Friday, August 1, 2014

Salome: Da Voodoo Princess of Nawlins

Post Contributed by Gabrielle Weinstein

Salome: Da Voodoo Princess of Nawlins
Written and Directed by Rajendra Ramoon Maharaj

Produced by Rebel Theater

Nominations: David Norwood & Rajendra Ramoon Maharaj are nominated for Outstanding Choreography/Movement

                            photos by Adam Mace 

About the Production

An adaptation of Oscar Wilde's Salome, Salome: Da Voodoo Princess of Nawlins is set in New Orleans, Louisiana in Holt Cemetery at the height of Hurricane Katrina. The character of Noah is on the verge of dying as the levees are about to break. The evil soul-collecting Papa Ga makes him a deal. If Noah can hear Papa Ga's tale of Salome and not fall in love with the title character he lives. But if he does fall for her as many men have before, Papa Ga takes gets his soul.

This week I interviewed producer Adam Mace and one half of the choreography team, David Norwood, about their experiences working on the production: Salome: Da Voodoo Princess of Nawlins.


What attracted you to working on this project?

Adam: It is an incredibly innovative and moving piece.
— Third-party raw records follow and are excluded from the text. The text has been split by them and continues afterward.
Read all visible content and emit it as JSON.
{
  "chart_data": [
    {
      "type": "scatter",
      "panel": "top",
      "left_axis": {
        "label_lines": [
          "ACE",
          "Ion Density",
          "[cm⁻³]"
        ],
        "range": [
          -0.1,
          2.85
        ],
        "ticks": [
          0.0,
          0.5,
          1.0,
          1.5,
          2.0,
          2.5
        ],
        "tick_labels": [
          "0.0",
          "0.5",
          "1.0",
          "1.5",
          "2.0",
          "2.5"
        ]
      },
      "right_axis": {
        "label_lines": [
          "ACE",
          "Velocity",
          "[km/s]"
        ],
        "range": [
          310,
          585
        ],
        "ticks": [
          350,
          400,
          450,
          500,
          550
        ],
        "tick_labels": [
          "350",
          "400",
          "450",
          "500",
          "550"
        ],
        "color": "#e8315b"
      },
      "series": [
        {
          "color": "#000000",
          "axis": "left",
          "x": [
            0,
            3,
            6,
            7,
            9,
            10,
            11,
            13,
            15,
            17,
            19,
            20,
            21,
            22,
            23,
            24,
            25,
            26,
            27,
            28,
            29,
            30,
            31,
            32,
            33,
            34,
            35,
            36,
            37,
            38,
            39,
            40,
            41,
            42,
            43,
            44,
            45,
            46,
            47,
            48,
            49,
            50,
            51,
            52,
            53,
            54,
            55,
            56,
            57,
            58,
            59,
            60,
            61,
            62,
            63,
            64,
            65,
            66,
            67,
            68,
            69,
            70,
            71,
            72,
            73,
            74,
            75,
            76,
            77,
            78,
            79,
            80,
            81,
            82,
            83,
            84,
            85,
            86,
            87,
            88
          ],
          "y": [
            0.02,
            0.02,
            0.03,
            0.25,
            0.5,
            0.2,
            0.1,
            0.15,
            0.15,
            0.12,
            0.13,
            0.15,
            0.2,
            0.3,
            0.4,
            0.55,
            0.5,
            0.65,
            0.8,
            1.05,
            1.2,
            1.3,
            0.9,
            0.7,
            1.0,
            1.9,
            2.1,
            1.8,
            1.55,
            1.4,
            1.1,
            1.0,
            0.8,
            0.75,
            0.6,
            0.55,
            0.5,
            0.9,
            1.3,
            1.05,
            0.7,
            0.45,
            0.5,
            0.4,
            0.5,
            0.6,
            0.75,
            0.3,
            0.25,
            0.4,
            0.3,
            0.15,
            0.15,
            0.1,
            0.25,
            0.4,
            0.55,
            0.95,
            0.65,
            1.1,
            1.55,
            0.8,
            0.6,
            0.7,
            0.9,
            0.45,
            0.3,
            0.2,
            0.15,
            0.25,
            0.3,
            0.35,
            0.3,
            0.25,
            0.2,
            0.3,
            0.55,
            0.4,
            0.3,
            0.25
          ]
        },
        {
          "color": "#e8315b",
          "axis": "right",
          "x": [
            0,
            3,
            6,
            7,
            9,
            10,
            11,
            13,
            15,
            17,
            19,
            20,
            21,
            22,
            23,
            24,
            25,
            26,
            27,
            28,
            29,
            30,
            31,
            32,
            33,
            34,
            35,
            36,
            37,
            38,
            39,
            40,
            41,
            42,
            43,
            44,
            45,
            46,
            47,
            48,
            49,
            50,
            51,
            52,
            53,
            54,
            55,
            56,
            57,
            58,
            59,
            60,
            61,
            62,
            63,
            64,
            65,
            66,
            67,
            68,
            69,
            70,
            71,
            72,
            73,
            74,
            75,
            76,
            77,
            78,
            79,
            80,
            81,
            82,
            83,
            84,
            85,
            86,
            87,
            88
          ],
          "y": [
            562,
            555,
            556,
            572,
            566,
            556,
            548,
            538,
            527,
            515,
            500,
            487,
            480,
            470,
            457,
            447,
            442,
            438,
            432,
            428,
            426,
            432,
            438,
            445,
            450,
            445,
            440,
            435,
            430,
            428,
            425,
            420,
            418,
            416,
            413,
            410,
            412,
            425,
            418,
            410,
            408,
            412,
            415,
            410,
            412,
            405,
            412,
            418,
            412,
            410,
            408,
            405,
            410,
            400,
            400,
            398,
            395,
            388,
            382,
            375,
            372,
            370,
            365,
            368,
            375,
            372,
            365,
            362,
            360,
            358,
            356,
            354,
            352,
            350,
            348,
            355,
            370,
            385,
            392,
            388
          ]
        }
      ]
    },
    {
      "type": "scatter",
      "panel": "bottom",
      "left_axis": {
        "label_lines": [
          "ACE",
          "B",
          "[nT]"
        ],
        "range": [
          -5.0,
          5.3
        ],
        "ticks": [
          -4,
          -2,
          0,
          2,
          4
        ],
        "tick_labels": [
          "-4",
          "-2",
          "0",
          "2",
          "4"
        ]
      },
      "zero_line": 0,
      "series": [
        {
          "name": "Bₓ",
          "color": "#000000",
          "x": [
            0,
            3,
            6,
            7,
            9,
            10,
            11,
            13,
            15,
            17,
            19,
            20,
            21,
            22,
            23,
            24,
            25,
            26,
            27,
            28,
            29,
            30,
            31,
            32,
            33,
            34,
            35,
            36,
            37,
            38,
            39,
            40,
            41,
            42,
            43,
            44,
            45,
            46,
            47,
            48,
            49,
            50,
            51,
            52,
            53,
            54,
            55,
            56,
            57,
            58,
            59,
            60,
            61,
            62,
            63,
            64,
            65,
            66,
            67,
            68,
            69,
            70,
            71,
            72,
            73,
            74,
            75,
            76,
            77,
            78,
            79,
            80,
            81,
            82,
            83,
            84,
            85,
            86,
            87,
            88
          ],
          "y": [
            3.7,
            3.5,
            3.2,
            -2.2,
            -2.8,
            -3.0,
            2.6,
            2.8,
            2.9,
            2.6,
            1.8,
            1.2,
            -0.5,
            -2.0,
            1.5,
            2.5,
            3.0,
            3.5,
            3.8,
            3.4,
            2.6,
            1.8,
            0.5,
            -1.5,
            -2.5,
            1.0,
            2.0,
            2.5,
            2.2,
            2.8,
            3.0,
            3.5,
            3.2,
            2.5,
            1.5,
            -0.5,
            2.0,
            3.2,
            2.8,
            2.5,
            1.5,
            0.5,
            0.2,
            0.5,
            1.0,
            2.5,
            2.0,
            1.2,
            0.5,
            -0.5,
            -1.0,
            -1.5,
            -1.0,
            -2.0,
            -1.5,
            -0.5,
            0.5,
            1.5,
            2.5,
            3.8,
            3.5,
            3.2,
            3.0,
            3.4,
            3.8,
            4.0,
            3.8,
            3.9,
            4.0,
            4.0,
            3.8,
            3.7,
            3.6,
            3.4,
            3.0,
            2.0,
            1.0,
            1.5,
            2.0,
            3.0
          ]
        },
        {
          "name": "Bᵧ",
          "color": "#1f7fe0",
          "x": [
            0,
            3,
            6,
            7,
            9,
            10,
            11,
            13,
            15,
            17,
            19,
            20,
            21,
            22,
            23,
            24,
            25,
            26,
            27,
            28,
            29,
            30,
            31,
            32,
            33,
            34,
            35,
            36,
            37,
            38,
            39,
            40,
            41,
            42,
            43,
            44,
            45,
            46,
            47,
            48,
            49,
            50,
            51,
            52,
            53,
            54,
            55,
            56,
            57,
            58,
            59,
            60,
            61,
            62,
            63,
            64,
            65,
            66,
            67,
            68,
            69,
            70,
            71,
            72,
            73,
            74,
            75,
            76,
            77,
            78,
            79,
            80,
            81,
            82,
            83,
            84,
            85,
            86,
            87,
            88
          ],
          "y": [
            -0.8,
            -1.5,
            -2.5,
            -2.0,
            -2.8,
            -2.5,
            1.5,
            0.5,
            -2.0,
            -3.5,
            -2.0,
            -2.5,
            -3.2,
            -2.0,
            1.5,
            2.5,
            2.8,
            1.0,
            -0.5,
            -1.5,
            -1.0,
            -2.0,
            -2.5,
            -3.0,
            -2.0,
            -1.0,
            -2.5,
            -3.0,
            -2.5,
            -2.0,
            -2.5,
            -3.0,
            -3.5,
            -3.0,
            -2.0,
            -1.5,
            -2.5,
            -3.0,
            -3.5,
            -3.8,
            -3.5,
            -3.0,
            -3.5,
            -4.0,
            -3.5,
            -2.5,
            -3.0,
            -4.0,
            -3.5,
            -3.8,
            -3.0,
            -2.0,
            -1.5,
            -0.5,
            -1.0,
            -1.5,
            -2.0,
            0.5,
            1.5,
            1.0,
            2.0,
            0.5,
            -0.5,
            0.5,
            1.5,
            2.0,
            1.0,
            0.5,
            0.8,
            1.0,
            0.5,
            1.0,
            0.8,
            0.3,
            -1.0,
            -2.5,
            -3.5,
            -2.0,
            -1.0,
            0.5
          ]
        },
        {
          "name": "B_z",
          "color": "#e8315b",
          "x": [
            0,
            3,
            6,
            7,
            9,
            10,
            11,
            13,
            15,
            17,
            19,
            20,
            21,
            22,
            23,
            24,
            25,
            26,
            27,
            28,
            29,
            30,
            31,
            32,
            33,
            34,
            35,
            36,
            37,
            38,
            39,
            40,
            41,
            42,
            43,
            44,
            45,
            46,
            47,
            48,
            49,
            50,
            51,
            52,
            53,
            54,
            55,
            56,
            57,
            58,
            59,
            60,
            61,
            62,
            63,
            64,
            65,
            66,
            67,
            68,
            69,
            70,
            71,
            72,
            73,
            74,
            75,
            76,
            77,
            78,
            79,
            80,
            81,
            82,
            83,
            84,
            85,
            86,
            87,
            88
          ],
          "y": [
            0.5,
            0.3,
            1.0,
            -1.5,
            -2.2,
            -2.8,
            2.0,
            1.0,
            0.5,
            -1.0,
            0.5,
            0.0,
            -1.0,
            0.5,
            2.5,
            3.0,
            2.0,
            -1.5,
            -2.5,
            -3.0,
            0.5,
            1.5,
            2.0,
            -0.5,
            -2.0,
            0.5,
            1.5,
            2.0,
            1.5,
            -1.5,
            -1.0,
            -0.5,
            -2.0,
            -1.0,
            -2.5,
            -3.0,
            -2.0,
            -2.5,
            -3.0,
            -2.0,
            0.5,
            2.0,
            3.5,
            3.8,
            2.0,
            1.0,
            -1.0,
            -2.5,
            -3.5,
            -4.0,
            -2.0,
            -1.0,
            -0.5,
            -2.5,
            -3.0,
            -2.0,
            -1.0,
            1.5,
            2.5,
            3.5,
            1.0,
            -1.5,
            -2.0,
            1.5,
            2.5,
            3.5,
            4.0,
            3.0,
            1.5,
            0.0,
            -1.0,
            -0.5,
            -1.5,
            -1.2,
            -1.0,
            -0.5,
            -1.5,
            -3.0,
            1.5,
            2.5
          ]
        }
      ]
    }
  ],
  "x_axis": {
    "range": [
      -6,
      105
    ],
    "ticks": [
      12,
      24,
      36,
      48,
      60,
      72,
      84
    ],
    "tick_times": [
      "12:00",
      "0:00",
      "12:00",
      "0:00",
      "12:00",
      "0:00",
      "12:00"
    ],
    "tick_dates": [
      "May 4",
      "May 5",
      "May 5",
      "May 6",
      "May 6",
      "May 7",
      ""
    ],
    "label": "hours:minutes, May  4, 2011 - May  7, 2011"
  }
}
It takes a play written over a century ago and gives it new life.        

David: This show at its core, is the kind of work that I am attracted to. I love work that says something about the world we live in, but I also love bold reinterpretations of classic works of the theatre and Salome allowed me to work on a piece that encompassed all of the things, but also give a voice to disenfranchised people who otherwise might not have their stories told.

What was your favorite part of working on this production?

Adam: Seeing century old characters be recreated as new characters with new stories.

David: I loved teaching the actors where all of the movement was coming from that we're performing. The show incorporates so many different techniques and styles including Ballet, Modern, Jazz, West African, Haitian and Hip Hop. So when I set the opening which included a "ring shout", I got the opportunity to explain the history behind the movement to the cast and it's importance to that particular moment in the play.       

What was the most challenging part of working on this production?

Adam: Dealing with difficult subject matter is always hard. Our show dealt with sexual abuse and racism.

David: The most challenging part of the production was definitely creating Salome's dance of the seven veils towards the end of the play. It essentially was the 11 o'clock number and our leading lady who played Salome was a natural mover, but not a technically trained dancer, so it was a constant learning process as I would give her choreography and then like an artist creating a painting, I had to constantly go to my palette and find the right colors for her that not only progressed the storyline, but made her look beautiful as well.

What do you want the audience to come away with after watching your production?

Adam: Knowledge and understanding. There are reasons people become who they are. It's important that we understand we cannot judge until we know the whole story.